Au Québec, la Loi modernisant des dispositions législatives en matière de protection des renseignements personnels communément appelée Loi 25  a introduit depuis 2022 un cadre juridique renforcé et progressivement étendu, qui impose des obligations substantielles aux organisations qui collectent, utilisent et transmettent des renseignements personnels, incluant les données médicales. Pour une clinique médicale comme Clinique Omicron, l’intégration d’outils d’IA dans les opérations cliniques et administratives nécessite une approche rigoureuse qui concilie innovation et conformité légale. Cet article présente comment l’IA transforme la pratique médicale en clinique, quelles obligations s’appliquent en vertu de la Loi 25, et comment Clinique Omicron aborde cette transition numérique de façon responsable.

Les usages concrets de l’IA dans une clinique médicale en 2026

Les applications de l’intelligence artificielle dans la pratique médicale quotidienne se déclinent aujourd’hui en plusieurs catégories distinctes. Dans l’administration clinique, les systèmes de prise de rendez-vous intelligents  alimentés par des algorithmes d’apprentissage automatique  analysent les patterns de consultations, les taux d’annulation et les disponibilités pour optimiser les plages horaires et réduire les temps d’attente. Les chatbots médicaux de triage préliminaire permettent aux patients de décrire leurs symptômes et d’être orientés vers le bon type de soin  consultation en clinique, urgence, téléconsultation — avant même de parler à un humain. Ces outils améliorent l’accès et réduisent la charge administrative sur le personnel.
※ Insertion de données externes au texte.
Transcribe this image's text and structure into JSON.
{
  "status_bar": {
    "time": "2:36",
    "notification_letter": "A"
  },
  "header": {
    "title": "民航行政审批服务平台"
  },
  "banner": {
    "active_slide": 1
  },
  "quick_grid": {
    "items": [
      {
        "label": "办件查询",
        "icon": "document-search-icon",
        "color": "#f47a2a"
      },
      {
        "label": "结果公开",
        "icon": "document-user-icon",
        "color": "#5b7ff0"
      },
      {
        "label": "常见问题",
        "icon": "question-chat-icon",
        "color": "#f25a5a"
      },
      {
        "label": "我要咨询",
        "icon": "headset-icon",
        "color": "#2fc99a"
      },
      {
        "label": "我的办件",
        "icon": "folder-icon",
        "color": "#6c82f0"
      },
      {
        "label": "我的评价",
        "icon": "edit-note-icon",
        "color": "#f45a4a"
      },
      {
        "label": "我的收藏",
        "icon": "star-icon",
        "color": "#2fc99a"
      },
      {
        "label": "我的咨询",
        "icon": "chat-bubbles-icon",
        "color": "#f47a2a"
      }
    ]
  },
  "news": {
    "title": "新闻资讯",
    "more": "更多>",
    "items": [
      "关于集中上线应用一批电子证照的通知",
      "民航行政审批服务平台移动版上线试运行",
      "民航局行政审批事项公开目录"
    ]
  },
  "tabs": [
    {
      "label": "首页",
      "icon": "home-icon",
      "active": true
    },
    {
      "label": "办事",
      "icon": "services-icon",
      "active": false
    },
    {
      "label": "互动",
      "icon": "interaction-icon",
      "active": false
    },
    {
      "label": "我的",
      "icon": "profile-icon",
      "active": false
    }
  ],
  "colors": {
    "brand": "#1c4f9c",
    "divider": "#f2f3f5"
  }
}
Dans le domaine clinique proprement dit, les outils d’aide à la décision médicale analysent les données du patient  antécédents, résultats de laboratoire, médicaments — pour signaler des interactions médicamenteuses, des tendances anormales dans les bilans biologiques ou des intervalles de dépistage dépassés. Les algorithmes d’analyse d’images médicales — radiographies, dermatoscopie, fond d’œil — atteignent des performances comparables aux spécialistes expérimentés pour certaines pathologies spécifiques. L’IA générative, dont les grands modèles de langage, soutient la documentation clinique — transcription automatique des consultations, génération d’ébauches de lettres médicales réduisant la charge administrative des médecins et libérant du temps pour l’interaction directe avec les patients.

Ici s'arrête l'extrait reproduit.